The U.S. is currently last amongst "developed countries" when it comes to paid maternity leave, and Fiorina wants to keep it that way. While still a Republican presidential hopeful in 2015 she said that it is not the government's place to mandate that employers provide paid maternity leave. Rather, she said, private sector companies would simply "do the right thing" in order to "attract the right talent." Trump, on the other hand, does support required paid maternity leave, though it's unclear exactly who would qualify.

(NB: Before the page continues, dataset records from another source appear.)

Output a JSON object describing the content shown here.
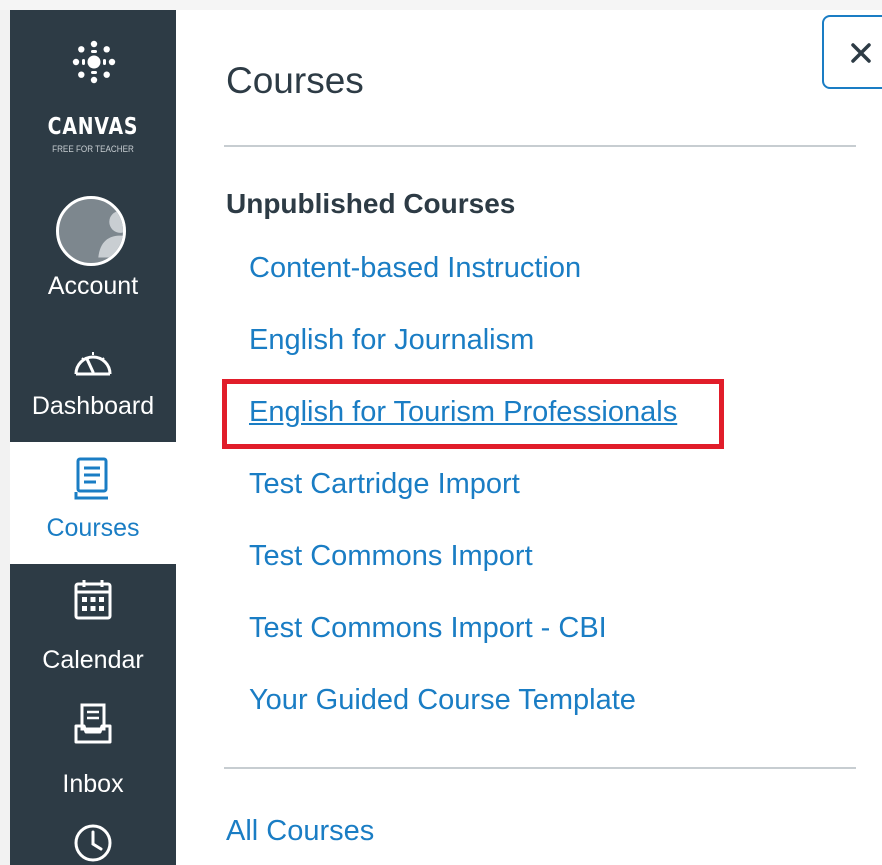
{
  "brand": {
    "name": "CANVAS",
    "tagline": "FREE FOR TEACHER"
  },
  "global_nav": {
    "items": [
      {
        "label": "Account",
        "icon": "avatar",
        "active": false
      },
      {
        "label": "Dashboard",
        "icon": "dashboard-gauge-icon",
        "active": false
      },
      {
        "label": "Courses",
        "icon": "courses-book-icon",
        "active": true
      },
      {
        "label": "Calendar",
        "icon": "calendar-icon",
        "active": false
      },
      {
        "label": "Inbox",
        "icon": "inbox-icon",
        "active": false
      },
      {
        "label": "",
        "icon": "history-clock-icon",
        "active": false
      }
    ]
  },
  "tray": {
    "title": "Courses",
    "close_label": "×",
    "section_heading": "Unpublished Courses",
    "courses": [
      {
        "name": "Content-based Instruction"
      },
      {
        "name": "English for Journalism"
      },
      {
        "name": "English for Tourism Professionals",
        "highlighted": true
      },
      {
        "name": "Test Cartridge Import"
      },
      {
        "name": "Test Commons Import"
      },
      {
        "name": "Test Commons Import - CBI"
      },
      {
        "name": "Your Guided Course Template"
      }
    ],
    "all_courses_label": "All Courses"
  },
  "colors": {
    "nav_background": "#2d3b45",
    "link": "#1a7dc4",
    "highlight": "#e11d2a",
    "text": "#2d3b45"
  }
}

She Thinks Equal Pay Legislation Is Unnecessary

During a 2014 interview with CNN's S.E. Cupp, Fiorina came out against federal efforts to close the national wage gap between men and women, saying that laws to combat gender discrimination are already in place for those who need them. She went further to say "the Paycheck Fairness Act, the Lilly Ledbetter Fair Pay Act — these are tokens. They're gestures. They don't truly help women advance." A year later, Fiorina said unions are partially to blame for women getting paid less than men with the same jobs; she said this despite the fact that the wage gap is reportedly smaller amongst those with union representation than amongst those without.

Fiorina is hardly the women's rights advocate many would like to see in Trump's administration. And while she would not have a direct hand in advising Trump on reproductive rights, maternity leave, or equal pay, she unfortunately will make up what could become an anti-women's rights echo chamber within the Trump administration.